Letters, March 20]. As we (I) have likened the clitoris to the penis
(since each is the main source of pleasure for the female and male,
respectively), we may also liken the G-spot to the perineum on a male.
The G-spot, like the perineum, is another source of pleasure, though,
again, not the “main” one. Some women can orgasm from G-spot
stimulation, but the majority of them don’t, or won’t, or haven’t. The
point is, perineum stimulation and G-spot stimulation are great, but
are SECONDARY to penile and clitoral stimulation. Trust me. Take it
from someone who’s able to get off a girl just as easily (or nearly) as
she can get off a guy. All human beings deserve style, patience,
technique, knowledge, and communication, but if you’re in the mood for
a quickie, a bit of know-how goes a long way. I’m all for exploring
every aspect of your partner’s body. Just don’t forgo clitoral
stimulation completely and replace it with G-spot stimulation. ‘Cause
that’s like searching for the Holy Grail when you’ve already got the
Golden Ticket in your hand. Ya dig?
Chelsea
IN DEFENSE OF THE HAMMER
DEAR MERCURY—I decided to see The Hammer (despite your negative review), and although it wasn’t an “A” movie,
I’d say it was at least 100 times funnier and more enjoyable
than recent bombs like Good Luck Chuck or Fool’s Gold [“Adam Carolla Must Be Stopped,” Film, March 20]. It certainly deserved
a better review than you could muster, as I suspect you sent an already
anti-Carolla pinhead to the film, whose mind was made up before she set foot into the theater. Basically you gave a solid “B”

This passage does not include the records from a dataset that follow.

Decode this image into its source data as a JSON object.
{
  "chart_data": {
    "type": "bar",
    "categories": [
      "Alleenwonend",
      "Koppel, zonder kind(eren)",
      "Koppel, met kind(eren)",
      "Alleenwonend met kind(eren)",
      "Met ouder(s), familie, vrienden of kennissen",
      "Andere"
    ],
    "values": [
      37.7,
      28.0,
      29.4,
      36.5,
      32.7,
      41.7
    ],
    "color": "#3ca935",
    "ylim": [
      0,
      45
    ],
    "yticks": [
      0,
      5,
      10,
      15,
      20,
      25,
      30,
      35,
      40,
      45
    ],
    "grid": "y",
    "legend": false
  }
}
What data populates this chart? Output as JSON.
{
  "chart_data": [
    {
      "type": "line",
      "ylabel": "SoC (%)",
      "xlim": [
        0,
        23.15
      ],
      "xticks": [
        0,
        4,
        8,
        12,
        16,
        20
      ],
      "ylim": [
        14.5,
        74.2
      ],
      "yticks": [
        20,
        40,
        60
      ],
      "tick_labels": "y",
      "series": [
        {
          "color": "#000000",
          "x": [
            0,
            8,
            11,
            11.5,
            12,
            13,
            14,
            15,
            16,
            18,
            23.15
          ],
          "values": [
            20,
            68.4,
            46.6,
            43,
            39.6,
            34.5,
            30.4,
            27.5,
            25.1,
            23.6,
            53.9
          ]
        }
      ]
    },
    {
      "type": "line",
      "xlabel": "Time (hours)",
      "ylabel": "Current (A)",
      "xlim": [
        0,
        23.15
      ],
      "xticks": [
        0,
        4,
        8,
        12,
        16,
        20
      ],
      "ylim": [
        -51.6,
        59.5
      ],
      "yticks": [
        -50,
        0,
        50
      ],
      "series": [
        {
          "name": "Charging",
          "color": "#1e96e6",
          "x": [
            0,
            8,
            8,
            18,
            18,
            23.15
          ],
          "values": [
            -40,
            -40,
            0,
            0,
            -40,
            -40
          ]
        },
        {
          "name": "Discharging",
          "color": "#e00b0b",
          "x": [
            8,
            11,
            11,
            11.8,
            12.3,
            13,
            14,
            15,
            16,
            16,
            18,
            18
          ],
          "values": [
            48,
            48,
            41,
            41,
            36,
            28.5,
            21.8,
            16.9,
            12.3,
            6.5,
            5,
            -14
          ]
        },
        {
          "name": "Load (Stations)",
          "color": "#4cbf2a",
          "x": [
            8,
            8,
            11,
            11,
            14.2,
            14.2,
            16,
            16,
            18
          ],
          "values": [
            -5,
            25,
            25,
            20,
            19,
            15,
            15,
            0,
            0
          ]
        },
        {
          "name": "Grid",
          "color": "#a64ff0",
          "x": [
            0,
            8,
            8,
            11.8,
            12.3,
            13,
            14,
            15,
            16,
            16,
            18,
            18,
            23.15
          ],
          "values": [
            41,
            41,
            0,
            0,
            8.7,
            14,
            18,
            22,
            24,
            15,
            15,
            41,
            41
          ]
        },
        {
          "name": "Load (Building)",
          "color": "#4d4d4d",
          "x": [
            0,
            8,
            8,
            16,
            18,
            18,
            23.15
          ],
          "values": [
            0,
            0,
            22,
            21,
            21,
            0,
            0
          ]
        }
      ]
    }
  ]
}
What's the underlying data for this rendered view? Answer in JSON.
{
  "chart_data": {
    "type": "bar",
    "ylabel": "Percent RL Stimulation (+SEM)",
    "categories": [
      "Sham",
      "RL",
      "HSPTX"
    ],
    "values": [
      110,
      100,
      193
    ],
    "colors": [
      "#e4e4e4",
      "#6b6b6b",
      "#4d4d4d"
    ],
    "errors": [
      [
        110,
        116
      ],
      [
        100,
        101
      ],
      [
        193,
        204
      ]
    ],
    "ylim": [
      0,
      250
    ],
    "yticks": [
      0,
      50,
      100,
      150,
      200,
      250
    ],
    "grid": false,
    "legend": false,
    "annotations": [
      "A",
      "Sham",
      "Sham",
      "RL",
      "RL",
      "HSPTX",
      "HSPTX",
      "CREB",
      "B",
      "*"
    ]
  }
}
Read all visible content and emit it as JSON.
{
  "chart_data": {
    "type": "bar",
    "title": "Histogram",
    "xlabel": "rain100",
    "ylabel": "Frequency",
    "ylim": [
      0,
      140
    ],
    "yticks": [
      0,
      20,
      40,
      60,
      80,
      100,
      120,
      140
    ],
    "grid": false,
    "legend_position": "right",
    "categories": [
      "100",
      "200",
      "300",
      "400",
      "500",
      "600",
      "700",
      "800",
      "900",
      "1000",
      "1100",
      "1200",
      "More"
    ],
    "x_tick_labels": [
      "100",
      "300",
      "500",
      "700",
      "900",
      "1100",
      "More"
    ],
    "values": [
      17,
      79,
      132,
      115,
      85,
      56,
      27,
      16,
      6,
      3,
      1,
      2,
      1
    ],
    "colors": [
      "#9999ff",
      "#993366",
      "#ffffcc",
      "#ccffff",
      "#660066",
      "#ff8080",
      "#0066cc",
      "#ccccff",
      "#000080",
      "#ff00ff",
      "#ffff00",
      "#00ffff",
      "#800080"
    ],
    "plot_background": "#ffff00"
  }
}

movie an “F,” which is unfortunate.
Brian Alls
CINDY PLEASES
DEAR MERCURY—Now that is what I call JOURNALISM [“Eight
Things You Can Learn from Cindy the Erotic Pleaser,” Feature, March
20]! We here (at an undisclosed location) believe Cindy
“the erotic pleaser” ROCKS! As others have come and gone from the
back pages, we recognize Cindy “The Erotic Pleaser” has remained
at the top page, in color, dominating the industry. So
Thursday morning when I stopped into the Red Wing to pick up
two copies of your paper, I was completely blown away
with joy to know that your staff believes in what the people
want… Cindy “The Erotic Pleaser,” you go, girl!
Jacobo
COMPETITIVE LETTER WRITING
DEAR MERCURY—I can’t resist telling you how much
I enjoy one aspect of your paper. Each week people seem to be
competing to win the letter of the week prize. I have to wonder if
people are trying to be extra expressive, lyrical, and even erudite to
win a night out on the town—or are they just trying to express an
opinion? Not only do I appreciate the competition, but I get to read
the thoughts of others, and recently I even got some free sex advice
from a reader who sort of won the prize, but didn’t really. Now if you
could just publish an in-depth interview with Harlot I’d be totally
satisfied.
David C.
WELL, DAVID, you tell us: Were you trying to
be extra
expressive/lyrical/erudite, or are you just trying to express an
opinion? Either way, you won the Mercury letter of the week for
not bragging about how good you are at locating G-spots or putting your
finger up people’s butts. So, you get two tickets to the Laurelhurst
Theater and lunch at No Fish! Go Fish!